Además de afianzar sus conocimientos lingüísticos a un nivel superior y de conocer y analizar algunos textos literarios desde el siglo XVI, el curso incluye la preparación para el ALevel de Spanish. Para ello, a partir de enero, los alumnos se prepararán todos los contenidos de este examen (Listening, Reading, Speaking, Writing & Literature) contenidos que quedan inmersos en las áreas de Comentario de Textos y Literatura .
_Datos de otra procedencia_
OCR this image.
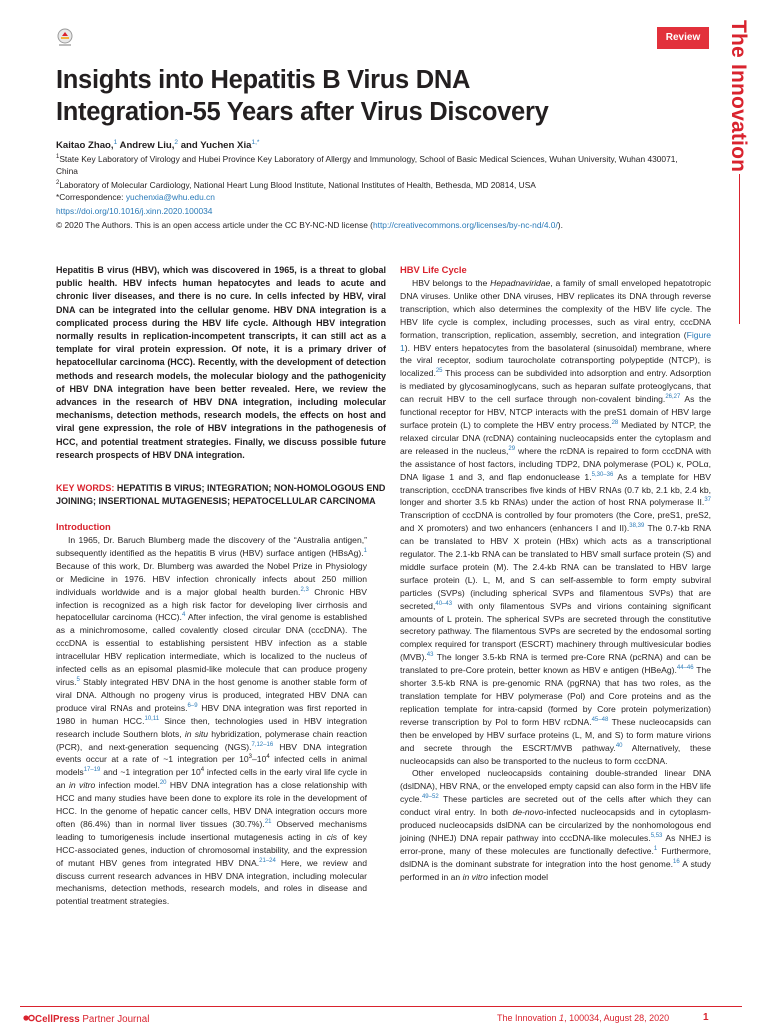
Review	The Innovation
Insights into Hepatitis B Virus DNA
Integration-55 Years after Virus Discovery
Kaitao Zhao,$^1$ Andrew Liu,$^2$ and Yuchen Xia$^{1,*}$
$^1$State Key Laboratory of Virology and Hubei Province Key Laboratory of Allergy and Immunology, School of Basic Medical Sciences, Wuhan University, Wuhan 430071, China
$^2$Laboratory of Molecular Cardiology, National Heart Lung Blood Institute, National Institutes of Health, Bethesda, MD 20814, USA
*Correspondence: yuchenxia@whu.edu.cn
https://doi.org/10.1016/j.xinn.2020.100034
© 2020 The Authors. This is an open access article under the CC BY-NC-ND license (http://creativecommons.org/licenses/by-nc-nd/4.0/).
Hepatitis B virus (HBV), which was discovered in 1965, is a threat to global public health. HBV infects human hepatocytes and leads to acute and chronic liver diseases, and there is no cure. In cells infected by HBV, viral DNA can be integrated into the cellular genome. HBV DNA integration is a complicated process during the HBV life cycle. Although HBV integration normally results in replication-incompetent transcripts, it can still act as a template for viral protein expression. Of note, it is a primary driver of hepatocellular carcinoma (HCC). Recently, with the development of detection methods and research models, the molecular biology and the pathogenicity of HBV DNA integration have been better revealed. Here, we review the advances in the research of HBV DNA integration, including molecular mechanisms, detection methods, research models, the effects on host and viral gene expression, the role of HBV integrations in the pathogenesis of HCC, and potential treatment strategies. Finally, we discuss possible future research prospects of HBV DNA integration.
KEY WORDS: HEPATITIS B VIRUS; INTEGRATION; NON-HOMOLOGOUS END JOINING; INSERTIONAL MUTAGENESIS; HEPATOCELLULAR CARCINOMA
Introduction
HBV Life Cycle

In 1965, Dr. Baruch Blumberg made the discovery of the “Australia antigen,” subsequently identified as the hepatitis B virus (HBV) surface antigen (HBsAg).$^1$ Because of this work, Dr. Blumberg was awarded the Nobel Prize in Physiology or Medicine in 1976. HBV infection chronically infects about 250 million individuals worldwide and is a major global health burden.$^{2,3}$ Chronic HBV infection is recognized as a high risk factor for developing liver cirrhosis and hepatocellular carcinoma (HCC).$^4$ After infection, the viral genome is established as a minichromosome, called covalently closed circular DNA (cccDNA). The cccDNA is essential to establishing persistent HBV infection as a stable intracellular HBV replication intermediate, which is localized to the nucleus of infected cells as an episomal plasmid-like molecule that can produce progeny virus.$^5$ Stably integrated HBV DNA in the host genome is another stable form of viral DNA. Although no progeny virus is produced, integrated HBV DNA can produce viral RNAs and proteins.$^{6-9}$ HBV DNA integration was first reported in 1980 in human HCC.$^{10,11}$ Since then, technologies used in HBV integration research include Southern blots, in situ hybridization, polymerase chain reaction (PCR), and next-generation sequencing (NGS).$^{7,12-16}$ HBV DNA integration events occur at a rate of ~1 integration per $10^3-10^4$ infected cells in animal models$^{17-19}$ and ~1 integration per $10^4$ infected cells in the early viral life cycle in an in vitro infection model.$^{20}$ HBV DNA integration has a close relationship with HCC and many studies have been done to explore its role in the development of HCC. In the genome of hepatic cancer cells, HBV DNA integration occurs more often (86.4%) than in normal liver tissues (30.7%).$^{21}$ Observed mechanisms leading to tumorigenesis include insertional mutagenesis acting in cis of key HCC-associated genes, induction of chromosomal instability, and the expression of mutant HBV genes from integrated HBV DNA.$^{21-24}$ Here, we review and discuss current research advances in HBV DNA integration, including molecular mechanisms, detection methods, research models, and roles in disease and potential treatment strategies.

HBV belongs to the Hepadnaviridae, a family of small enveloped hepatotropic DNA viruses. Unlike other DNA viruses, HBV replicates its DNA through reverse transcription, which also determines the complexity of the HBV life cycle. The HBV life cycle is complex, including processes, such as viral entry, cccDNA formation, transcription, replication, assembly, secretion, and integration (Figure 1). HBV enters hepatocytes from the basolateral (sinusoidal) membrane, where the viral receptor, sodium taurocholate cotransporting polypeptide (NTCP), is localized.$^{25}$ This process can be subdivided into adsorption and entry. Adsorption is mediated by glycosaminoglycans, such as heparan sulfate proteoglycans, that can recruit HBV to the cell surface through non-covalent binding.$^{26,27}$ As the functional receptor for HBV, NTCP interacts with the preS1 domain of HBV large surface protein (L) to complete the HBV entry process.$^{28}$ Mediated by NTCP, the relaxed circular DNA (rcDNA) containing nucleocapsids enter the cytoplasm and are released in the nucleus,$^{29}$ where the rcDNA is repaired to form cccDNA with the assistance of host factors, including TDP2, DNA polymerase (POL) κ, POLα, DNA ligase 1 and 3, and flap endonuclease 1.$^{5,30-36}$ As a template for HBV transcription, cccDNA transcribes five kinds of HBV RNAs (0.7 kb, 2.1 kb, 2.4 kb, longer and shorter 3.5 kb RNAs) under the action of host RNA polymerase II.$^{37}$ Transcription of cccDNA is controlled by four promoters (the Core, preS1, preS2, and X promoters) and two enhancers (enhancers I and II).$^{38,39}$ The 0.7-kb RNA can be translated to HBV X protein (HBx) which acts as a transcriptional regulator. The 2.1-kb RNA can be translated to HBV small surface protein (S) and middle surface protein (M). The 2.4-kb RNA can be translated to HBV large surface protein (L). L, M, and S can self-assemble to form empty subviral particles (SVPs) (including spherical SVPs and filamentous SVPs) that are secreted,$^{40-43}$ with only filamentous SVPs and virions containing significant amounts of L protein. The spherical SVPs are secreted through the constitutive secretory pathway. The filamentous SVPs are secreted by the endosomal sorting complex required for transport (ESCRT) machinery through multivesicular bodies (MVB).$^{43}$ The longer 3.5-kb RNA is termed pre-Core RNA (pcRNA) and can be translated to pre-Core protein, better known as HBV e antigen (HBeAg).$^{44-46}$ The shorter 3.5-kb RNA is pre-genomic RNA (pgRNA) that has two roles, as the translation template for HBV polymerase (Pol) and Core proteins and as the replication template for intra-capsid (formed by Core protein polymerization) reverse transcription by Pol to form HBV rcDNA.$^{45-48}$ These nucleocapsids can then be enveloped by HBV surface proteins (L, M, and S) to form mature virions and secrete through the ESCRT/MVB pathway.$^{40}$ Alternatively, these nucleocapsids can also be transported to the nucleus to form cccDNA.

Other enveloped nucleocapsids containing double-stranded linear DNA (dslDNA), HBV RNA, or the enveloped empty capsid can also form in the HBV life cycle.$^{49-52}$ These particles are secreted out of the cells after which they can conduct viral entry. In both de-novo-infected nucleocapsids and in cytoplasm-produced nucleocapsids dslDNA can be circularized by the nonhomologous end joining (NHEJ) DNA repair pathway into cccDNA-like molecules.$^{5,53}$ As NHEJ is error-prone, many of these molecules are functionally defective.$^1$ Furthermore, dslDNA is the dominant substrate for integration into the host genome.$^{16}$ A study performed in an in vitro infection model

CellPress Partner Journal	The Innovation 1, 100034, August 28, 2020	1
  • Lengua: comunicación, gramática y ortografía (ejercicios prácticos en clase).
  • Comentario de texto y (Listening, Reading, Speaking, Writing): práctica oral y escrita.
  • Literatura: lectura, comentario: oral y escrito.
    • La Celestina, (película basada en el texto de F. de Rojas).
    • El Lazarillo de Tormes, (película basada en el texto literario anónimo).
    • Poesía: San Juan de la Cruz, Fray Luis de León, Garcilaso de la Vega y Santa Teresa De Jesús.
    • Narrativa: Cervantes y El Quijote.
    • Teatro: Fuente Ovejuna de Lope de Vega y La vida es sueño de Calderón.
    • Relatos cortos: (distintos autores españoles e hispanoamericanos) “Muerte constante más allá del amor”, “La gallina degollada” y “El Desayuno”.
    • Los Santos Inocentes (película basada en el texto de M. Delibes). (Primer trimestre).
    • La colmena (película basada en el texto de CJ Cela). (Primer trimestre)
    • Las bicicletas son para el verano, de F. Fernán Gómez (texto y película: Literature A Level).
    • La casa de Bernarda Alba, texto de García Lorca (repaso) que se corresponde con Literature del A Level.

Skills

Los alumnos adquirirán la capacidad de generar, de interpretar y de evaluar información que provenga de textos tanto orales como escritos de los diferentes contextos de la vida social y cultural, especialmente del ámbito académico y de los medios de comunicación. Afianzarán sus hábitos de lectura y de aprendizaje y desarrollarán la capacidad de expresarse y de interactuar oralmente y por escrito mediante discursos coherentes, correctos y adecuados a distintas situaciones y finalidades comunicativas. Analizarán e interpretarán la diversidad plurilingüe utilizarán, asimismo, las fuentes de información de forma crítica para su análisis. Además, interpretarán y valorarán críticamente las obras literarias, identificando los elementos que configuran su naturaleza artística y relacionándolos con la tradición cultural y social reconociendo en ellas la proyección individual y colectiva del ser humano, entre otras competencias.

Homework

Se realizará una evaluación continua y progresiva del alumno donde se tendrá en cuenta su nivel de participación en las actividades realizadas en el aula, sus trabajos escritos y la preparación para debates y exposiciones orales.

Assessment

Se realizará una evaluación continua y progresiva del alumno donde se tendrá en cuenta su nivel de participación en las actividades realizadas en el aula, sus trabajos escritos y la preparación para debates y exposiciones orales.

Resources and Materials

  • Libros de texto de la ESO, Primero y Segundo de Bachillerato de diversas editoriales.
  • AQA Spanish A Level Year 2.
  • Prensa y comentarios de texto. Material audiovisual y digital diverso.
  • Fotocopias de exámenes ya realizados de A2 y A Level.
  • Libros de lectura. Diccionarios.